Akan tetapi selanjutnya dia termenung, kedua tangannya bergerak-gerak menirukan gerak jurus itu, bicara perlahan seorang diri, mengerutkan kening dan akhirnya menggeleng kepala seakan-akan pemecahannya tidak tepat. la memberi isyarat dengan tangan supaya Yo Wan keluar dari kamarnya, pemuda ini lalu mengundurkan diri dan masuk ke kamar sendiri karena waku itu malam sudah agak larut.

Menjelang fajar Yo Wan kaget mendengar suara Bhewakala memanggil namanya. la bangun dan cepat menuju ke kamar pendeta itu. Pintu kamarnya terbuka dan pendeta itu duduk diatas pembaringan. Cepat dia maju menghampiri.

“Yo Wan, jurus Sin-eng-cu ini hebat! Tak dapat aku menangkis atau mengelaknya…..” katanya dengan suara lesu.

Diam-diam Yo Wan menjadi girang. Akhirnya Sin-eng-cu yang menang, seperti yang dia harapkan.

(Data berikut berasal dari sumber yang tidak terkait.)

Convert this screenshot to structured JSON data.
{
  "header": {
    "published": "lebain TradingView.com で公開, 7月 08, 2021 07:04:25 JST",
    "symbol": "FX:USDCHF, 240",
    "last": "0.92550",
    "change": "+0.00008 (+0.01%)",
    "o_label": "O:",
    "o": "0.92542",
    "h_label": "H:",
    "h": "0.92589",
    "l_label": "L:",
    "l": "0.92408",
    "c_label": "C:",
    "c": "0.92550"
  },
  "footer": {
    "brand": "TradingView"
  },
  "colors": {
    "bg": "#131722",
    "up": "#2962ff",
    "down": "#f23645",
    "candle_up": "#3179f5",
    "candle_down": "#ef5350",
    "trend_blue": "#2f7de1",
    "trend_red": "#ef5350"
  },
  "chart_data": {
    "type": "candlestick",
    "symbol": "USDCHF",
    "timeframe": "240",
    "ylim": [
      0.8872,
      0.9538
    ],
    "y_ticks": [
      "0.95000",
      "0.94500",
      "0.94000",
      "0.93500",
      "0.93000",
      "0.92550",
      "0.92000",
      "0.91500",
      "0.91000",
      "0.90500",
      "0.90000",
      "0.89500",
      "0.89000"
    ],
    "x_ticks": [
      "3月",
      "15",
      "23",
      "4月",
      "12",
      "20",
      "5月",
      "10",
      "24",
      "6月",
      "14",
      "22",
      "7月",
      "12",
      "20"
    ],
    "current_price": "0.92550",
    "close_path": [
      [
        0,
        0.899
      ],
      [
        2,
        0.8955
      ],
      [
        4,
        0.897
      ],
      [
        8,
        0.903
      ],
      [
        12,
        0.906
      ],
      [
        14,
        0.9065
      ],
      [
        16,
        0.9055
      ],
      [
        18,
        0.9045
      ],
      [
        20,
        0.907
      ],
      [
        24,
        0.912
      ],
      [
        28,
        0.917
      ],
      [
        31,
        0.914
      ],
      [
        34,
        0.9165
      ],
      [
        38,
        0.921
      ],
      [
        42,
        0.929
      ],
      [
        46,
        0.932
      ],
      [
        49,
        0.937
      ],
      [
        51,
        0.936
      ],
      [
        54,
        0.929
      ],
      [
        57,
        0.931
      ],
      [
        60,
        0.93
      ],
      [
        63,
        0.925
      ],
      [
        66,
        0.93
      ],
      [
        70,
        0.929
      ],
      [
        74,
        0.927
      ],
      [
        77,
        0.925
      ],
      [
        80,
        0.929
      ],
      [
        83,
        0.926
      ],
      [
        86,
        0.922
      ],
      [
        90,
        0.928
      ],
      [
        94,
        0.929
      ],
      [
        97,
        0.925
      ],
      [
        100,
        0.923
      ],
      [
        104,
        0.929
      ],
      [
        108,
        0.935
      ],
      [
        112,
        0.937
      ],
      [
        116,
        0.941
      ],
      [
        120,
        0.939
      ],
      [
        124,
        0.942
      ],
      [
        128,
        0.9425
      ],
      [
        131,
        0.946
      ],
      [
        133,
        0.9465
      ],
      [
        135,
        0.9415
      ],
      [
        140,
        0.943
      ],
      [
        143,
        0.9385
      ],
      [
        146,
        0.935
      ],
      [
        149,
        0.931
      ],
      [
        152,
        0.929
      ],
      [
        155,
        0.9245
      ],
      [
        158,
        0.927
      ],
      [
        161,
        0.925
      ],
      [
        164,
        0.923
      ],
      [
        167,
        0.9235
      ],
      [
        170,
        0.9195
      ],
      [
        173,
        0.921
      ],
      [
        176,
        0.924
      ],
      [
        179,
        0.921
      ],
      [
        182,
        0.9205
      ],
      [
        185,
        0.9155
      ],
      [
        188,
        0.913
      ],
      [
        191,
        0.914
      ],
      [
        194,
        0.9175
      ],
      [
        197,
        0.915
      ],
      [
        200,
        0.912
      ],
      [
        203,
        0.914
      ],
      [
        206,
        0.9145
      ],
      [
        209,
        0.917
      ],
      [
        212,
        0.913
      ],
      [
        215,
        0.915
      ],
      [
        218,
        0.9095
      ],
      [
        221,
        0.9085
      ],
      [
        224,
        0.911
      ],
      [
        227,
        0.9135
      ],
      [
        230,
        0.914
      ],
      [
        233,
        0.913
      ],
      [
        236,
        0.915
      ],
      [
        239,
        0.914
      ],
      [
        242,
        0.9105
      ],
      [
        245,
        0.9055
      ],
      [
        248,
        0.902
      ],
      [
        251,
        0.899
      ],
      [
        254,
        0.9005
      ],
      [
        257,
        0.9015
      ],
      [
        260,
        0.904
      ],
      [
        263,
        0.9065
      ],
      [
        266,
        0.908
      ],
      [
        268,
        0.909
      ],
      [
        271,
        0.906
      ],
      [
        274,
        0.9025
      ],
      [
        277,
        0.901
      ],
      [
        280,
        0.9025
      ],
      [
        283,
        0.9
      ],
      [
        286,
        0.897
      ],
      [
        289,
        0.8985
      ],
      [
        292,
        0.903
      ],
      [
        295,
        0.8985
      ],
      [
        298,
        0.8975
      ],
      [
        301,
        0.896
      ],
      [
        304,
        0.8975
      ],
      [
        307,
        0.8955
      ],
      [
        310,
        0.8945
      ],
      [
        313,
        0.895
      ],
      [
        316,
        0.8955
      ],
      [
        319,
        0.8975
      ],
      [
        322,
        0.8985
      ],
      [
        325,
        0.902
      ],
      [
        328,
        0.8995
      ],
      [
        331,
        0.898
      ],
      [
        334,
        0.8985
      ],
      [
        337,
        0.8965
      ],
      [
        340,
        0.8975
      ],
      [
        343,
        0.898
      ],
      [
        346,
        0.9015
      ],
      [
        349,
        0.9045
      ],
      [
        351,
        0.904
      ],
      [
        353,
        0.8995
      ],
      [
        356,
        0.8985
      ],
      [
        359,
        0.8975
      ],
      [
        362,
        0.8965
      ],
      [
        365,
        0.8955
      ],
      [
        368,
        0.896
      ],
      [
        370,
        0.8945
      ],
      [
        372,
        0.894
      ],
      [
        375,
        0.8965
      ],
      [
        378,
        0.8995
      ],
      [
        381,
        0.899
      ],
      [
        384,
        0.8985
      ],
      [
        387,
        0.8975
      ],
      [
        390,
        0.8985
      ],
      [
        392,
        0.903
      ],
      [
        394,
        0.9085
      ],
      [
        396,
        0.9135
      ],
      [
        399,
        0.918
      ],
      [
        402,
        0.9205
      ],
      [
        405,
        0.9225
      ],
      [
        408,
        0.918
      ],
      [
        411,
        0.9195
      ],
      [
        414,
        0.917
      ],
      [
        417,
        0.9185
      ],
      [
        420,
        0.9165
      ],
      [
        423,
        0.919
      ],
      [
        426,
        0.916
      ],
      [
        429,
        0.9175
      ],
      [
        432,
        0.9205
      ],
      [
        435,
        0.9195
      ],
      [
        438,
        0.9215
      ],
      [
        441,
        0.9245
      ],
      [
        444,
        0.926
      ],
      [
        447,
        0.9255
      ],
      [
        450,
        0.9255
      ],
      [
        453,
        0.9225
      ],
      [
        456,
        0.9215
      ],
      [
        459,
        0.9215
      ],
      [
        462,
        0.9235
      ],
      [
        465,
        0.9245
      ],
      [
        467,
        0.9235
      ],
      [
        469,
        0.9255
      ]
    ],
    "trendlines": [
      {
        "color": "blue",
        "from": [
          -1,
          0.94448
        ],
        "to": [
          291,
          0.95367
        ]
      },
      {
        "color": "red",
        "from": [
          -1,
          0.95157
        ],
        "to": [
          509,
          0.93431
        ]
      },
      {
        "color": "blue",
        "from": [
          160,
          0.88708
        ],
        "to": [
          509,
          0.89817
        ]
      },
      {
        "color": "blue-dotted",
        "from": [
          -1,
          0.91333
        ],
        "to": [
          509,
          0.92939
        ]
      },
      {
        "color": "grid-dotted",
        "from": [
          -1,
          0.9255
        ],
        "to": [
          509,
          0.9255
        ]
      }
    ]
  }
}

“Kalau begitu, Locianpwe menyerah…..” katanya perlahan.

Mata yang lebar itu melotot.
“Siapa menyerah? Karena Sin-eng-cu hendak mengadu nyawa, apa kau kira aku tidak berani? jurus itu memang tidak dapat kutangkis atau kuhindarkan, akan tetapi dapat kuhadapi dengan jurusku yang istimewa pula. Mungkin aku mati oleh jurusnya, akan tetapi diapun pasti mampus kalau melanjutkan serangannya. Kau lihat baik-baik!”

Bhewakala lalu mengajarkan sebuah jurus sebagai imbangan daripada Pek-hong-ci-tiam. Kemudian pendeta itu menyuruh Yo Wan mainkan cambuk dengan jurus itu. Hebat bukan main jurus ini. Cambuk melingkar-lingkar diatas udara kemudian melejit ke empat penjuru dengan suara nyaring sekali.

“Tar-tar-tar-tar-tar!”

Terjangan cambuk ini diiringi gempuran tangan kiri yang penuh dengan tenaga dalam kearah pusar lawan.

“Cukup! Lekas kau perlihatkan kepada Sin-eng-cu,” kata Bhewakala setelah dia merasa puas dengan gerakan Yo Wan.

Pemuda ini keluar dari kamar Bhewakala memasuki kamar Sin-eng-cu. Waktu itu matahari telah naik agak tinggi, akan tetapi lampu di dalam kamar kakek ini masih menyala.